Hong Kong secondary school pupils who joined compulsory mainland study tours for a new core subject of citizenship and social development said the trips were an “eye-opening” experience that brought them closer to the country.
“I previously thought the distance between me and the country was so far. I found out most of the things in my daily life relate to the country’s development,” 17-year-old Yoyo Cheung said on Monday.
“The trip really changed my view about the country’s development and how close it could be to my daily life,” the Form Six pupil at the Chinese Foundation Secondary School said after her trip to the aerospace science education base in Shenzhen.
Cheung was among 43,000 pupils who took study tours as part of the curriculum for the new subject.
About 5,000 teachers also took part in the trips, which ran between April and August, and lasted from one to several days.
The new core subject for senior secondary pupils was introduced in 2021 to replace liberal studies, which was ditched after accusations that the curriculum was radicalising youngsters.
The new syllabus was designed to focus on national security, identity, lawfulness and patriotism.
Yolanda Ko Ching-yan, 17, a Form Six pupil at Shun Tak Fraternal Association Tam Pak Yu College, said her two-day trip was eye-opening, particularly a visit to the Aifeike Aviation Popularisation of Science Education Base in Zhuhai.
“It’s my first time trying to understand the country’s aviation development and I know the country is so strong in this aspect. The things I have seen can’t be found in books, they can only be found on this trip,” she said.
“I now know my motherland is in such advanced development, and I really feel proud of my country and the people making this [aviation accomplishment] happen.”
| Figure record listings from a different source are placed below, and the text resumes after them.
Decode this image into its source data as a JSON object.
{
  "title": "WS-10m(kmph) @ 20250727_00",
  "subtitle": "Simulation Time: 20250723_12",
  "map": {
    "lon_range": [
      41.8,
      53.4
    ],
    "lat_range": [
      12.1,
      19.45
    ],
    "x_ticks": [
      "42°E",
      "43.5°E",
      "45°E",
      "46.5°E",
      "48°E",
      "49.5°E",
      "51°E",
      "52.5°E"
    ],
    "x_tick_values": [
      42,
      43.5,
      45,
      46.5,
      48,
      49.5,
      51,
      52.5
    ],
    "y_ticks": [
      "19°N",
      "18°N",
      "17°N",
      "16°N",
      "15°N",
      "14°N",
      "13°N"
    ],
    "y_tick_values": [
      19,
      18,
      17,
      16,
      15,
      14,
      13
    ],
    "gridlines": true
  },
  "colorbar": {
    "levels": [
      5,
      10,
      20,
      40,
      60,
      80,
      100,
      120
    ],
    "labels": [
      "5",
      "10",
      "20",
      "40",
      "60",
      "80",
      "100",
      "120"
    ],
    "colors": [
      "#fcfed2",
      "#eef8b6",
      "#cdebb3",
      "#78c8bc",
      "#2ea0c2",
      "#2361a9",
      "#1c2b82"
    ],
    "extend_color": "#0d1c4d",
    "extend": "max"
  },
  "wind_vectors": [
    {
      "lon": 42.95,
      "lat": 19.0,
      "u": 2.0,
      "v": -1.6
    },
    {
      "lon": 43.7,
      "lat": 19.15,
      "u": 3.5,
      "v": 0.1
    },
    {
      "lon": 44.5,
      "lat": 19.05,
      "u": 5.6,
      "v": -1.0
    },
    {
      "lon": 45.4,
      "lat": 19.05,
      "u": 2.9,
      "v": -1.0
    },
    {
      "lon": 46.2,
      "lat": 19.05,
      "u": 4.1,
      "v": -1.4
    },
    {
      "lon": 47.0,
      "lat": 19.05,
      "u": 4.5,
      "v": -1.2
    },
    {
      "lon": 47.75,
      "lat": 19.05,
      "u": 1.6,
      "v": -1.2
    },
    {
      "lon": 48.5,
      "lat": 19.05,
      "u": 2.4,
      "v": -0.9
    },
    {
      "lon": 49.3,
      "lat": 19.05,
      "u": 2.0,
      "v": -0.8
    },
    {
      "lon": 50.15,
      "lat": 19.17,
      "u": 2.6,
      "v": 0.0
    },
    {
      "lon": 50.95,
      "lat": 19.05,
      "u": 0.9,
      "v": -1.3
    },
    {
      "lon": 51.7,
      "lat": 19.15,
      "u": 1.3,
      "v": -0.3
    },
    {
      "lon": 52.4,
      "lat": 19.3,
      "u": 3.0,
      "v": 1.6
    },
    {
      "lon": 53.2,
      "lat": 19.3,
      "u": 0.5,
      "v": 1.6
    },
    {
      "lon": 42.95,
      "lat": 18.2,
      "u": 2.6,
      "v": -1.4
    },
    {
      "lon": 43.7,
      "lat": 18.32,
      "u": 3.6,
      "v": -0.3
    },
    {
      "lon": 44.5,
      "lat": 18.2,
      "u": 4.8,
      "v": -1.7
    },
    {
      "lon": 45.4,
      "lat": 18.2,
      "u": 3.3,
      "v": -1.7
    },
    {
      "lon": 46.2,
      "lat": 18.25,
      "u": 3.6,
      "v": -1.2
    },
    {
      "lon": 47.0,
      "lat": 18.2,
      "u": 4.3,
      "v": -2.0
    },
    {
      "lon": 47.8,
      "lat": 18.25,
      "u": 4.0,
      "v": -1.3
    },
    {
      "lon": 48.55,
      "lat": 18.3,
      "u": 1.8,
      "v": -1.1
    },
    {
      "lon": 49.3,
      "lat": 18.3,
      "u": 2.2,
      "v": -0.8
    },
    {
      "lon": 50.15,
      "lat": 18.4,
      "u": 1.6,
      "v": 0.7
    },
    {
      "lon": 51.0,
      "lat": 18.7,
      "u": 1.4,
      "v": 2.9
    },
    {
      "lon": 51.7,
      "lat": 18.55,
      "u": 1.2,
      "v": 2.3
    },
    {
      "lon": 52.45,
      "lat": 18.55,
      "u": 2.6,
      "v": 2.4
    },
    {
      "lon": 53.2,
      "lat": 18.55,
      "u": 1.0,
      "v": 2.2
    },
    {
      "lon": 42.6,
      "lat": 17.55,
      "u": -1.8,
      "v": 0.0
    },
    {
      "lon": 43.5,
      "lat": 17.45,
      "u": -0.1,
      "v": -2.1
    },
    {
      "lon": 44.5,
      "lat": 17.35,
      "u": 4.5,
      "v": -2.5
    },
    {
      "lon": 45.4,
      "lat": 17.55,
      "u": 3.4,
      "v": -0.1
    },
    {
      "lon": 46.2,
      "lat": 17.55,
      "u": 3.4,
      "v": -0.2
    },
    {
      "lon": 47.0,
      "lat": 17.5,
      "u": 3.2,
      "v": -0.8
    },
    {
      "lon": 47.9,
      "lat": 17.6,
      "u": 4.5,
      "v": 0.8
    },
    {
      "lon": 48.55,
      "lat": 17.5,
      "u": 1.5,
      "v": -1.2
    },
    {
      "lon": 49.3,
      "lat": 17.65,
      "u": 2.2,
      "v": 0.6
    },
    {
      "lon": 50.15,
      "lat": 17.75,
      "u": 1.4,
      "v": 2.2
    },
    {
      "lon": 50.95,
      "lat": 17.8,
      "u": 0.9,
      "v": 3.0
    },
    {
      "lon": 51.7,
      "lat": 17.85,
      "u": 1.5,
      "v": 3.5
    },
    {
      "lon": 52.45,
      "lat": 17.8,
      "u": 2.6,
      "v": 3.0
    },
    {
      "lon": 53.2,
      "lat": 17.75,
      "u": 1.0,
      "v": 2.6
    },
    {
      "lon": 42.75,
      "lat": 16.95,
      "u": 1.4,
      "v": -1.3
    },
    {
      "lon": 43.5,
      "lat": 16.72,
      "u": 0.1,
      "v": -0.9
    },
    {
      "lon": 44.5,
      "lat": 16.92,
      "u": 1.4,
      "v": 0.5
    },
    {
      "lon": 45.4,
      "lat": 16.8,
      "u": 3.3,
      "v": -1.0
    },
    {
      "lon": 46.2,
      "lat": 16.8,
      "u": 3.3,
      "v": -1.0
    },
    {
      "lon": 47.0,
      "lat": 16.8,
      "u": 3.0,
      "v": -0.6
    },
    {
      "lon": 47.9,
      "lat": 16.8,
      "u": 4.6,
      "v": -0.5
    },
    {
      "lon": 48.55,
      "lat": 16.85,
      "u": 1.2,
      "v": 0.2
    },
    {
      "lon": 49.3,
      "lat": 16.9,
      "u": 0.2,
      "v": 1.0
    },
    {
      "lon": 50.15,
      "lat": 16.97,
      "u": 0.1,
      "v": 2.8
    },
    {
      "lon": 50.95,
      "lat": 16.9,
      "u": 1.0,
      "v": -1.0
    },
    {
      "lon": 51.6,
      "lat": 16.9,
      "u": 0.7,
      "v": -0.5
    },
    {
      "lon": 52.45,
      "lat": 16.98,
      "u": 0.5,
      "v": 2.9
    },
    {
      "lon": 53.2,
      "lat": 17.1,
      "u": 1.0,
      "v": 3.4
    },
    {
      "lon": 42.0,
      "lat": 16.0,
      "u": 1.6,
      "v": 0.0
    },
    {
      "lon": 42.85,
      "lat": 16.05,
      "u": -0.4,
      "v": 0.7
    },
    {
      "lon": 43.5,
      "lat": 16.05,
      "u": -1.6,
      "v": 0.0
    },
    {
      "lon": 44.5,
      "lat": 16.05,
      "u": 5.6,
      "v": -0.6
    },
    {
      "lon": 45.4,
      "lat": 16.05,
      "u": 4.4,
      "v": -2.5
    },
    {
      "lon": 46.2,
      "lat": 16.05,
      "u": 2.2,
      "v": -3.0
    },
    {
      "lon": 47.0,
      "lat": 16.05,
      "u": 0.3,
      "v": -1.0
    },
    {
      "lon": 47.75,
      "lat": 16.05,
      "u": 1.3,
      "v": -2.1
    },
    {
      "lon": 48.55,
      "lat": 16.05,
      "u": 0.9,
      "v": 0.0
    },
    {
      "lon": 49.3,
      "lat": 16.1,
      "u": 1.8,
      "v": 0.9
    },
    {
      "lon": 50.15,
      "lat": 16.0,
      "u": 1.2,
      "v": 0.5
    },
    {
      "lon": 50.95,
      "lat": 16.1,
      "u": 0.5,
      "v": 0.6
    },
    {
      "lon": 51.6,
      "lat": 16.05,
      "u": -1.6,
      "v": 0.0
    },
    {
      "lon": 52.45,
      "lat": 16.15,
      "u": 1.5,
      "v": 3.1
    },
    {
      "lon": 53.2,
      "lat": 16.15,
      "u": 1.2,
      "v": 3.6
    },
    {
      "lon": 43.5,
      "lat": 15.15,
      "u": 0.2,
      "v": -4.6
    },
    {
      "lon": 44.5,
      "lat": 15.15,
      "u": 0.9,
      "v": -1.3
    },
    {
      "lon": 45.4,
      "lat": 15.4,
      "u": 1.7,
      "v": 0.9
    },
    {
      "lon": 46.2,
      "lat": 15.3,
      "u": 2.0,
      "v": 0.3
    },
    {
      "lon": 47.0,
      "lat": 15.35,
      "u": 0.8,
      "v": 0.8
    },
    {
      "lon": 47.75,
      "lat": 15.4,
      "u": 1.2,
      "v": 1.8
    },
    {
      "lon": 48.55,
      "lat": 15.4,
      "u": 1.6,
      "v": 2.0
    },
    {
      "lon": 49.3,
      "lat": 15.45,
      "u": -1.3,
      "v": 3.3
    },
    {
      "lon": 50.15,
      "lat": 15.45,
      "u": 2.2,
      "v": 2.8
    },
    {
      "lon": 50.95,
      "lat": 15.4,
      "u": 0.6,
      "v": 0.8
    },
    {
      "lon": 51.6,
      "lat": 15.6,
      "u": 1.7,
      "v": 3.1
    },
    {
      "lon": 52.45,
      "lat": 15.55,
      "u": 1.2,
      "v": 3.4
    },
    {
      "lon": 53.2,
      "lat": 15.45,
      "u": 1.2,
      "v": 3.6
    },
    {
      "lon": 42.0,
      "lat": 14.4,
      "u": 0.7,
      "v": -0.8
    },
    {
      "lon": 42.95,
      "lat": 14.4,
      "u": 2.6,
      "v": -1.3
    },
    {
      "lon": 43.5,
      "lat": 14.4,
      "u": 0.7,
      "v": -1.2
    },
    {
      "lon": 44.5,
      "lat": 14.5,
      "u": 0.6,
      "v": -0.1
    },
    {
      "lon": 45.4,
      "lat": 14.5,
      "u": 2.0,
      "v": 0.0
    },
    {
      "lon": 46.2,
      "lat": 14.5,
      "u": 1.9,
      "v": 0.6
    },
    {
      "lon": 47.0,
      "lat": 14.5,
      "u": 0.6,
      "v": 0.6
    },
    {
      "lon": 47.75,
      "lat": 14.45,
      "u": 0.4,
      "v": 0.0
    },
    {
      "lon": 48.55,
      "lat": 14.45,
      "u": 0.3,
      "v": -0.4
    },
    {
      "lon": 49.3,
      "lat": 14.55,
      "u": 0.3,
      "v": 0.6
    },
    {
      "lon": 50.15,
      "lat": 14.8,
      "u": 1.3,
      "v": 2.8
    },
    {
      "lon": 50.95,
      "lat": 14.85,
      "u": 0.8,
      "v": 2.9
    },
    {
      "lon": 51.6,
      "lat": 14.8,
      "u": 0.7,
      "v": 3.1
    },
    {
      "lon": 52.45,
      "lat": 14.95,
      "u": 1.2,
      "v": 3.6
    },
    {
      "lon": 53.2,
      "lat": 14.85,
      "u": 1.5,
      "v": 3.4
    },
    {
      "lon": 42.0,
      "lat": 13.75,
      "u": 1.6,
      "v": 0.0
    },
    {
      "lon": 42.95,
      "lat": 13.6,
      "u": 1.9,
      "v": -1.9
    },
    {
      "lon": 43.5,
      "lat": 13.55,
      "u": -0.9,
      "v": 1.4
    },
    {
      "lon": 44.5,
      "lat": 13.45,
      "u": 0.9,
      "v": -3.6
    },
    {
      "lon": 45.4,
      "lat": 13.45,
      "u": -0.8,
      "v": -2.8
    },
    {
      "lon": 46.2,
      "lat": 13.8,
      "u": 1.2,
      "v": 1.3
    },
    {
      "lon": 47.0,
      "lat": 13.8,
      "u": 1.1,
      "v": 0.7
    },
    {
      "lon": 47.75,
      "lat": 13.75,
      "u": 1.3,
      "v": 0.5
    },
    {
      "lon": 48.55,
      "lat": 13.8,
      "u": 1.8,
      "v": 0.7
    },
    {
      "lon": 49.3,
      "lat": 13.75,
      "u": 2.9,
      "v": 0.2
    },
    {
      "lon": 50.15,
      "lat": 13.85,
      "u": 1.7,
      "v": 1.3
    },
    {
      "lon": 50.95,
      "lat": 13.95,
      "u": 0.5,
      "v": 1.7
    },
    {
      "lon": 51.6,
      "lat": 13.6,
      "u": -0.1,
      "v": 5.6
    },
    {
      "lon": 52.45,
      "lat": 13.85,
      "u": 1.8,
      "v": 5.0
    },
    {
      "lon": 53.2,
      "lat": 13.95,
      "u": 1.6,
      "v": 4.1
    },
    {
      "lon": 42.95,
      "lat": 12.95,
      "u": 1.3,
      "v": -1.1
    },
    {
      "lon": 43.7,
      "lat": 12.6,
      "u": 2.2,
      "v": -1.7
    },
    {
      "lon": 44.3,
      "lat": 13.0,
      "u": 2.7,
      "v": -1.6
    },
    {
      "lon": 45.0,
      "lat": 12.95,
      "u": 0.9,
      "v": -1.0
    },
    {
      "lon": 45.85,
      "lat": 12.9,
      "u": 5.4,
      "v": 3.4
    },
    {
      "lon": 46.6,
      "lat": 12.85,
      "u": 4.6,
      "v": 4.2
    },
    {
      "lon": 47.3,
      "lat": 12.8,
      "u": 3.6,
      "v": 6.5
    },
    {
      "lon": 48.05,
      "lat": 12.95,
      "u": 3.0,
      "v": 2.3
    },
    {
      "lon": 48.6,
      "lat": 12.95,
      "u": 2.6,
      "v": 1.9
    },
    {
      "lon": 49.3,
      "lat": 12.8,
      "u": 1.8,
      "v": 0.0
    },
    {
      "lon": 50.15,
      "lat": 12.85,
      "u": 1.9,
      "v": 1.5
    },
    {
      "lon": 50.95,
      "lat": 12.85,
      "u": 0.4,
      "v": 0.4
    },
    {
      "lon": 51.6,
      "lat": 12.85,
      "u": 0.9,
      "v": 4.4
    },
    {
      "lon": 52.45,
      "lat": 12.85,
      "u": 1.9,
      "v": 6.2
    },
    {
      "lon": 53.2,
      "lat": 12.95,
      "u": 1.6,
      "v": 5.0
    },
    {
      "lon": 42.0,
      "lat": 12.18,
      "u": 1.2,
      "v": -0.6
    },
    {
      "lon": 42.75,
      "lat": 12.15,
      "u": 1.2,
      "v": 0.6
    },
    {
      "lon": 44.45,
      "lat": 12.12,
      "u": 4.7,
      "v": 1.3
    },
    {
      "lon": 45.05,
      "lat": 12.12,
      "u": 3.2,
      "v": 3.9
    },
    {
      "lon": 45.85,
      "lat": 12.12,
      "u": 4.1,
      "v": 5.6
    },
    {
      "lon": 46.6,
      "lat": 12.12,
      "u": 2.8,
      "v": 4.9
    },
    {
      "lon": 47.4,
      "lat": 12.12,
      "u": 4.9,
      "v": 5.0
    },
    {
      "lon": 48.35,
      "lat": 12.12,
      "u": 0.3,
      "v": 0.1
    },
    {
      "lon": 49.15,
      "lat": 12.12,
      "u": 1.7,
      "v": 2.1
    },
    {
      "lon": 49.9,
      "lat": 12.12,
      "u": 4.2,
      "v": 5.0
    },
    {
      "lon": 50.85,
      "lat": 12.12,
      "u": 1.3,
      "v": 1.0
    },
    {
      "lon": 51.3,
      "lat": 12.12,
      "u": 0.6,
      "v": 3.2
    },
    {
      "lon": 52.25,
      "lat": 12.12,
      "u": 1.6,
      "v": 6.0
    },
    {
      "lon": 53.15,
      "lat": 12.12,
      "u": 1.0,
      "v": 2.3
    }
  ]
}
Ko said she would “definitely” go back to the mainland if she were to start a business in the future, adding authorities there offered preferential policies for Hongkongers in some areas.
Hailey Wong Sze-may, 17, a Form Six pupil who took a one-day trip, said the journey had allowed her to see for herself aspects of national development that she had only read of in books.
The three were speaking at an interview arranged by the Education Bureau.
Cheung said her one-day trip was packed and it took a long time to travel from one location to another, and the group did not have enough time to soak up all the details, despite briefings on what they would see before arrival at the next destination.
A total of 22 choices of itinerary were offered to schools in the last academic year.
Eight of them were one-day trips, as schools said it was difficult to find a suitable time for Form Five pupils to go before they moved up to Form Six this year.
Hui Shing-yan, the chief curriculum development officer in the life-wide learning and mainland exchange section of the bureau, said pupils picked up a lot from briefings by tour guides as they travelled from place to place.
But the bureau said it had listened to the views of those involved.
It added the number of one-day visits this school year would be cut from eight to three and overnight trips increased from 14 to 23.